Читать книгу Маскарад тоскующих острот - Михаил Берман - Страница 14

13. А может, тот лось просто покончил жизнь самоубийством

Оглавление

Насладившись друг другом, они уснули. Но им не удалось долго поспать. К озеру подошла группа людей. Самый рослый из них крикнул в звездное небо: «Вильям Шекспир. Сон в летнюю ночь». А может быть, кто-то из звездного неба крикнул это. И представление началось. Нет, их нельзя было назвать театралами-профессионалами, но иногда у них здорово получалось.

– Недаром я вчера перечитывал Шекспира. Прямо как в воду глядел, – сказал Ржевский. – Ты любишь Шекспира?

– Больше Эмили Дикинсон. Кстати, с твоей легкой руки.

– Да, она, кажется, считала, что открыв для себя Шекспира, открываешь все – целый мир, многообразный и неисчерпаемый. Правда, мне это пока не удается.

– А ты куда-нибудь спешишь? Не суетись в душе своей. Не наступай ногой старой и грубой на побеги молодые и хрупкие.

– И при этом Festina lente – спеши медленней.

– Тоже не помешает, – согласилась Истина.


Неизвестные ночные актеры-любители значительно сократили пьесу и число действующих лиц. Кажется, были только столяр Миляга, медник Рыло, портной Заморыш, ткач Основа, бутылки с крепким гороховым настоем «Душистый Горошек» и Елена, часто повторявшая: «Чем я нежней, тем жестче он со мной!» [15]. Наверное, она не очень хорошо знала свою роль, но это ее личное дело и ее проблемы.

Основа постоянно пытался выяснить что-то интересное только ему одному, но тормошил всех, кто попадался ему на глаза. Просто помешанный на сборе неполезной и крайне лишней информации мужчина.

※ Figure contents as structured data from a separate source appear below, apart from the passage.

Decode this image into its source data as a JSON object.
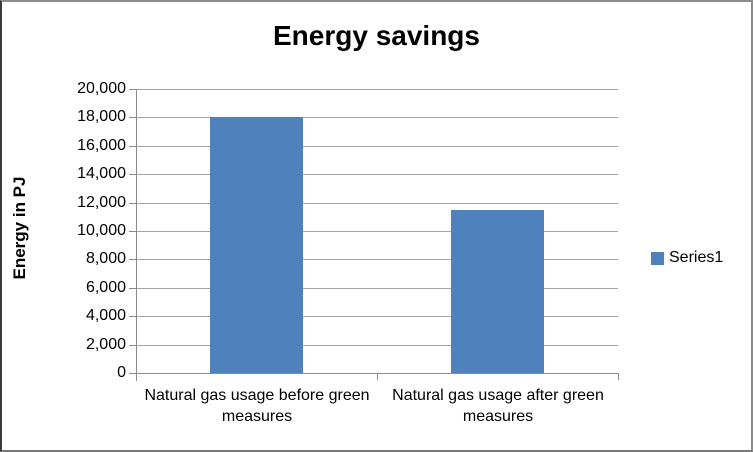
{
  "chart_data": {
    "type": "bar",
    "title": "Energy savings",
    "categories": [
      "Natural gas usage before green measures",
      "Natural gas usage after green measures"
    ],
    "series": [
      {
        "name": "Series1",
        "color": "#4F81BD",
        "values": [
          18000,
          11500
        ]
      }
    ],
    "xlabel": "",
    "ylabel": "Energy in PJ",
    "ylim": [
      0,
      20000
    ],
    "ytick_step": 2000,
    "ytick_labels": [
      "0",
      "2,000",
      "4,000",
      "6,000",
      "8,000",
      "10,000",
      "12,000",
      "14,000",
      "16,000",
      "18,000",
      "20,000"
    ],
    "grid": true,
    "legend_position": "right",
    "colors": {
      "bar": "#4F81BD",
      "gridline": "#a3a3a3",
      "axis": "#8a8a8a",
      "text": "#000000",
      "background": "#ffffff"
    }
  },
  "legend": {
    "entries": [
      {
        "label": "Series1",
        "color": "#4F81BD"
      }
    ]
  }
}
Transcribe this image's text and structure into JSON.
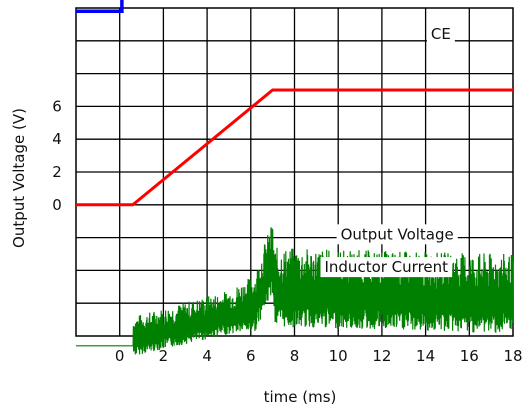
{
  "chart_data": {
    "type": "line",
    "title": "",
    "xlabel": "time (ms)",
    "ylabel": "Output Voltage (V)",
    "xlim": [
      -2,
      18
    ],
    "grid": true,
    "legend": "none",
    "x_ticks": [
      "0",
      "2",
      "4",
      "6",
      "8",
      "10",
      "12",
      "14",
      "16",
      "18"
    ],
    "x_tick_values": [
      0,
      2,
      4,
      6,
      8,
      10,
      12,
      14,
      16,
      18
    ],
    "y_ticks": [
      "0",
      "2",
      "4",
      "6"
    ],
    "y_tick_values": [
      0,
      2,
      4,
      6
    ],
    "annotations": {
      "ce": "CE",
      "output_voltage": "Output Voltage",
      "inductor_current": "Inductor Current"
    },
    "series": [
      {
        "name": "CE",
        "color": "#0000ff",
        "x": [
          -2,
          0.1,
          0.1,
          18
        ],
        "y": [
          11.8,
          11.8,
          14.6,
          14.6
        ]
      },
      {
        "name": "Output Voltage",
        "color": "#ff0000",
        "x": [
          -2,
          0.6,
          7.0,
          18
        ],
        "y": [
          0,
          0,
          7.0,
          7.0
        ]
      },
      {
        "name": "Inductor Current",
        "color": "#008000",
        "x": [
          -2,
          0.6,
          5.0,
          6.2,
          6.6,
          7.0,
          7.1,
          18
        ],
        "y": [
          -8.6,
          -8.6,
          -7.2,
          -6.8,
          -5.4,
          -4.2,
          -6.2,
          -6.6
        ],
        "ripple": [
          0,
          1.8,
          2.0,
          2.6,
          3.0,
          3.2,
          3.6,
          3.6
        ]
      }
    ]
  }
}
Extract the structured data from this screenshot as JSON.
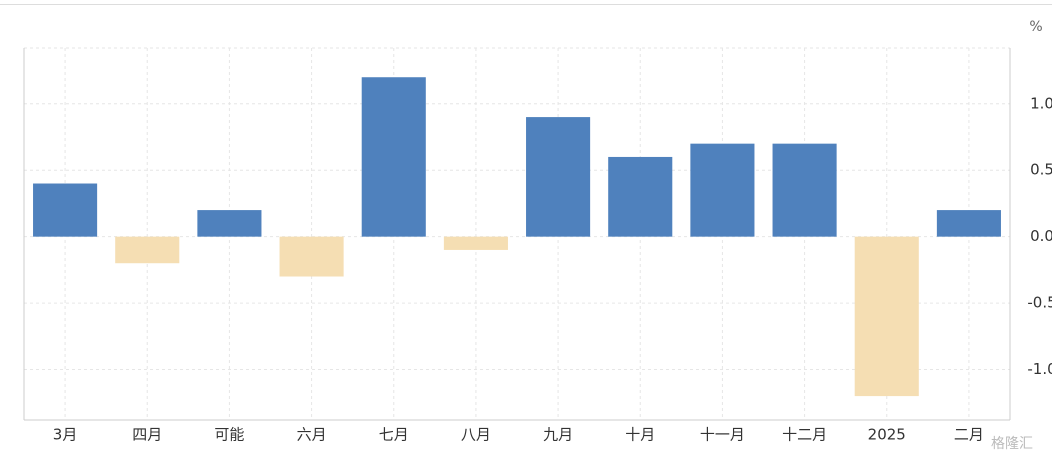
{
  "chart_data": {
    "type": "bar",
    "unit": "%",
    "categories": [
      "3月",
      "四月",
      "可能",
      "六月",
      "七月",
      "八月",
      "九月",
      "十月",
      "十一月",
      "十二月",
      "2025",
      "二月"
    ],
    "values": [
      0.4,
      -0.2,
      0.2,
      -0.3,
      1.2,
      -0.1,
      0.9,
      0.6,
      0.7,
      0.7,
      -1.2,
      0.2
    ],
    "positive_color": "#4f81bd",
    "negative_color": "#f5deb3",
    "ylim": [
      -1.38,
      1.42
    ],
    "yticks": [
      {
        "value": 1,
        "label": "1.0"
      },
      0.5,
      {
        "value": 0,
        "label": "0.0"
      },
      -0.5,
      {
        "value": -1,
        "label": "-1.0"
      }
    ],
    "grid": true,
    "watermark": "格隆汇"
  }
}
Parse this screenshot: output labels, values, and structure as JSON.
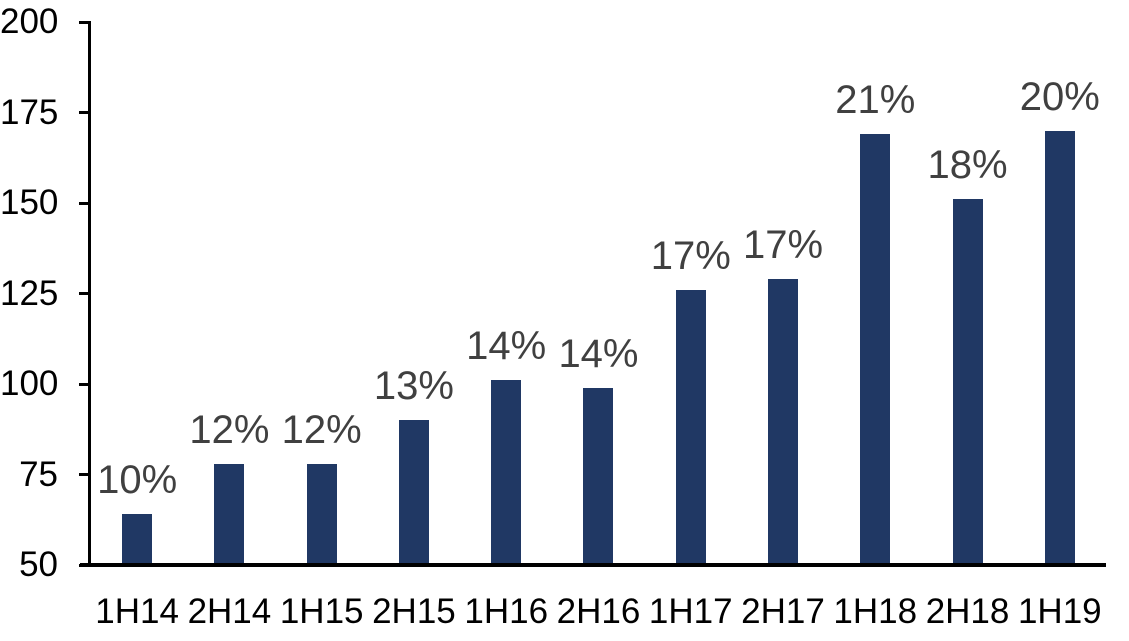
{
  "chart_data": {
    "type": "bar",
    "title": "",
    "xlabel": "",
    "ylabel": "",
    "categories": [
      "1H14",
      "2H14",
      "1H15",
      "2H15",
      "1H16",
      "2H16",
      "1H17",
      "2H17",
      "1H18",
      "2H18",
      "1H19"
    ],
    "values": [
      64,
      78,
      78,
      90,
      101,
      99,
      126,
      129,
      169,
      151,
      170
    ],
    "bar_labels": [
      "10%",
      "12%",
      "12%",
      "13%",
      "14%",
      "14%",
      "17%",
      "17%",
      "21%",
      "18%",
      "20%"
    ],
    "ylim": [
      50,
      200
    ],
    "yticks": [
      50,
      75,
      100,
      125,
      150,
      175,
      200
    ],
    "grid": false,
    "legend": false,
    "bar_color": "#203864",
    "bar_label_color": "#404040",
    "axis_color": "#000000",
    "background_color": "#ffffff"
  }
}
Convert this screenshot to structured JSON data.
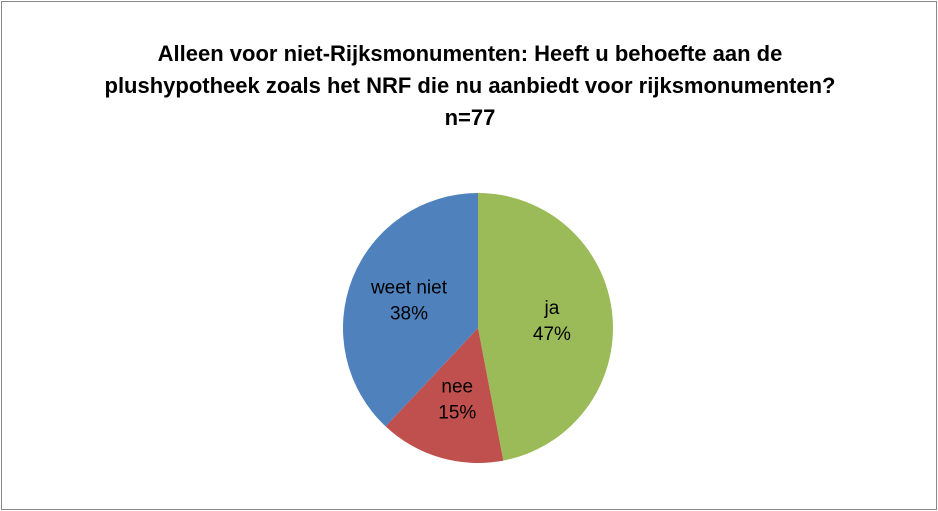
{
  "chart_data": {
    "type": "pie",
    "title": "Alleen voor niet-Rijksmonumenten: Heeft u behoefte aan de plushypotheek zoals het NRF die nu aanbiedt voor rijksmonumenten? n=77",
    "categories": [
      "ja",
      "nee",
      "weet niet"
    ],
    "values": [
      47,
      15,
      38
    ],
    "value_labels": [
      "47%",
      "15%",
      "38%"
    ],
    "colors": [
      "#9bbb59",
      "#c0504d",
      "#4f81bd"
    ]
  }
}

Миляга же не мог связать и двух слов. Говорил отрывисто, кратко и абсолютно непонятно. Счастливые влюбленные довольно скоро поняли, что склероз – имя его проблемы. Но он был очень мил, несмотря на стружки в бороде, на голове и в подмышечных кудрях.

– Интересно, сколько он отращивал свои подмышечные кудри? Такие длинные они, – дивился Ржевский.

– Он, кажется, их еще и осветлил. Подмышки, подобные блондинкам. Надо же до такого маразма дойти, – сказала Истина.

– А ты крашеная? – спросил Ржевский почему-то и зачем-то.

– Я же тебе говорила, что нет.

– Убей меня, убей! – прокричала Елена Миляге. Миляга достал из кармана пилу.

– За что обречена я на мученья? Чем заслужила эти оскорбленья? О, как хитро вы боретесь со мной! [16], – прокричала Елена, увидев пилу.

Основа в очередной раз справился, вся ли компания в сборе.

Но самый подверженный сомнениям, страхам и неясным тревогам был медник Рыло. Он не просто всего боялся и во всем сомневался, но и приписывал свои комплексы и обсессии другим. Портной Заморыш самым наглым образом использовал эту особенность медника Рыла и утрировал, и утрировал. В конце концов он предлагал всем покончить самоубийством.

Первым устал ткач Основа. Он заснул.

Вторым устал столяр Милага. И заснул.

Третьим устал медник Рыло. Заснул.

А Елена и портной Заморыш разделись догола, вошли в озеро и стали плавать.

А на дне озера лежал утонувший лось, подобно погибшим морякам с подводной лодки капитана Немо [17]. И пусть дно озера станет дном морским.

– Как жаль, что это не море, – сказал портной Заморыш.

– Ничего не жаль! Ничего! – сказала Елена.

– Жаль – слово жалких, – крикнул с неба Вильям Шекспир, а может, и не он, а душа утонувшего лося со дна озера. А может, тот лось просто покончил жизнь самоубийством, как наивная, трогательная и аппетитная крестьянка Жизель с лапшой на ушах, сваренной на кухне графа Альберта?